Ele se sentou. Deu uma "bufada" de touro bravio e ficou sério me esperando... Ficou brabo comigo. Certamente feri seus sentimentos poéticos! Sem outra saída, interrompi meu jantar e cochichei ao ouvido da Uke:

- Levanta, vai lá no balcão, paga a conta e me espera por lá que eu já vou...

Ela foi. Dei um tempinho, disfarcei e fiz um gracejo com ele:

- O Patrão não me leve a mal, eu já volto, mas me dá sua licença que vou ao banheiro, senão me mijo todo...

Ele deu uma gargalhada para toda a churrascaria ouvir, se “espraiou na cadeira”, voltou a sorrir  e me apoiou:

- Pode ir que eu te aguardo aqui guri!


Fui rápido até a copa, sem olhar para trás, peguei a Uke pela mão e sai quase correndo porta a fora do restaurante, fugi . Entrei no carro e saí cantando os pneus!
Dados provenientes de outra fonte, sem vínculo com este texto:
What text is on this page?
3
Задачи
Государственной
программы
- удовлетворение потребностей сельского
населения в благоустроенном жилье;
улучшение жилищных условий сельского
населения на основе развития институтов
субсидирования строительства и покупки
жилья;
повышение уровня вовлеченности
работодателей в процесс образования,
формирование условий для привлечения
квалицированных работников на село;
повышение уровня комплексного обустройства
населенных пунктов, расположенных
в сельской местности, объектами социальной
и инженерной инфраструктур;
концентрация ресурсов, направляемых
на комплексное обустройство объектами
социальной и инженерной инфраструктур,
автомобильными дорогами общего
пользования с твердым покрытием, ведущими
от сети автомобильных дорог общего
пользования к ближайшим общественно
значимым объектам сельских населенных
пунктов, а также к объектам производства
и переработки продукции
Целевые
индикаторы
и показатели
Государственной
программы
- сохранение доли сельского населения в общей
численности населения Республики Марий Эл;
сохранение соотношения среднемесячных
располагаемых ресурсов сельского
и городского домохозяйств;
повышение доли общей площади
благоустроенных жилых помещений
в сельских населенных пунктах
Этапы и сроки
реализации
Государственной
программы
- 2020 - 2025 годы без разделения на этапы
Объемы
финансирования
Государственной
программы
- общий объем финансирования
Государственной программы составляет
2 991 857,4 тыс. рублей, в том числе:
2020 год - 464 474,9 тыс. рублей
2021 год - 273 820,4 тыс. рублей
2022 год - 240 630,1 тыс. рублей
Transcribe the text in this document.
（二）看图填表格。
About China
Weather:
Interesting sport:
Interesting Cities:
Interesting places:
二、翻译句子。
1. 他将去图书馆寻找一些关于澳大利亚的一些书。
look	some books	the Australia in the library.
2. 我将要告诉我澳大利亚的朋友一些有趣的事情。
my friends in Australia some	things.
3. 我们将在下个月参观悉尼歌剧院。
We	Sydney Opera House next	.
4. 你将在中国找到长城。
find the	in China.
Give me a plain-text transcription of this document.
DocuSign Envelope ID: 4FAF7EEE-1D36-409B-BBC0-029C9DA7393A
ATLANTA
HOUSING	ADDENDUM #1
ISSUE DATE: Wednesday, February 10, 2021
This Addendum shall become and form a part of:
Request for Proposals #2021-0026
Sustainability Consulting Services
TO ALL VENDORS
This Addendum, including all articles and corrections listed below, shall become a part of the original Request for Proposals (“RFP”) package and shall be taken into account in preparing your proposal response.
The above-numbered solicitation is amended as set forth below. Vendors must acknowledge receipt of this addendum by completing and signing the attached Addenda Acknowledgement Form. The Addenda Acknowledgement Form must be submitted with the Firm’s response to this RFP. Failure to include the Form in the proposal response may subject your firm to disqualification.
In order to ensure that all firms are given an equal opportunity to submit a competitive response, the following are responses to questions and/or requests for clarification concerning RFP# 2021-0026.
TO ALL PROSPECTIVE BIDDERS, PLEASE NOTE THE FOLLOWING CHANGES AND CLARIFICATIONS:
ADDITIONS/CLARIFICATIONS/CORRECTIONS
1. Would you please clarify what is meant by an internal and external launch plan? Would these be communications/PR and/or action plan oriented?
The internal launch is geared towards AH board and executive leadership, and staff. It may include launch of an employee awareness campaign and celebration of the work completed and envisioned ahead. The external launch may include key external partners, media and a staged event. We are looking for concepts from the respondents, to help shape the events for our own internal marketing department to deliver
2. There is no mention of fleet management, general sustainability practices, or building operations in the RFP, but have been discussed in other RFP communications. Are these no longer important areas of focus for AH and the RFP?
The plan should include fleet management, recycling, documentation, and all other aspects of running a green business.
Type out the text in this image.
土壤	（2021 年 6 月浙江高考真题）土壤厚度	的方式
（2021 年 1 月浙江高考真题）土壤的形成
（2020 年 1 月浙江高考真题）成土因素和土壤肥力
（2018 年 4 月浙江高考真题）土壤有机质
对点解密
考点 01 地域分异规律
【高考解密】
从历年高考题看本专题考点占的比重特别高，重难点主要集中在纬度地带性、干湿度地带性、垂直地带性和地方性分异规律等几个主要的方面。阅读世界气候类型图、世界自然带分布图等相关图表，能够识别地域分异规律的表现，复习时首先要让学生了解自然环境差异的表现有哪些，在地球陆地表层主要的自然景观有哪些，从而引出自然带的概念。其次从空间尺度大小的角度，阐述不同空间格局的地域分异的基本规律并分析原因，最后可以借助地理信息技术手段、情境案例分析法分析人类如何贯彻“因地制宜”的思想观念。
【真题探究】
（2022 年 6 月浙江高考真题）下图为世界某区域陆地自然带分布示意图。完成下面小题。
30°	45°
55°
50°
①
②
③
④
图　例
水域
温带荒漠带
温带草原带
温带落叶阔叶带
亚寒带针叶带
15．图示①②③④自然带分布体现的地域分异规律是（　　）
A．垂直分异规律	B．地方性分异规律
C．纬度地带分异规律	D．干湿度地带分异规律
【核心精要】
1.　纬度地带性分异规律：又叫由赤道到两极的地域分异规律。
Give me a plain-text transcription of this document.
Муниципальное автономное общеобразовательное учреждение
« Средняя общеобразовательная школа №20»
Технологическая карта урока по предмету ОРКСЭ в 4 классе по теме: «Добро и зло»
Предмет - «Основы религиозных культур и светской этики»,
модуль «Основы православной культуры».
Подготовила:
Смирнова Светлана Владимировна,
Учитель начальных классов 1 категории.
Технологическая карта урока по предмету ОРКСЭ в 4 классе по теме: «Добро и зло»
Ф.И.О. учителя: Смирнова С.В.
Não voltei lá por muitos dias, espero que ele – se é que "disse seus versos" – tenha sido aplaudido, porque eu estrategicamente renunciei aquela missão... Não penso ser empresário de declamador tão cedo! Aliás, nunca mais tive uma "ameça de constrangimento" tão forte! Fui!


Porto Alegre, 03 de setembro de 2020.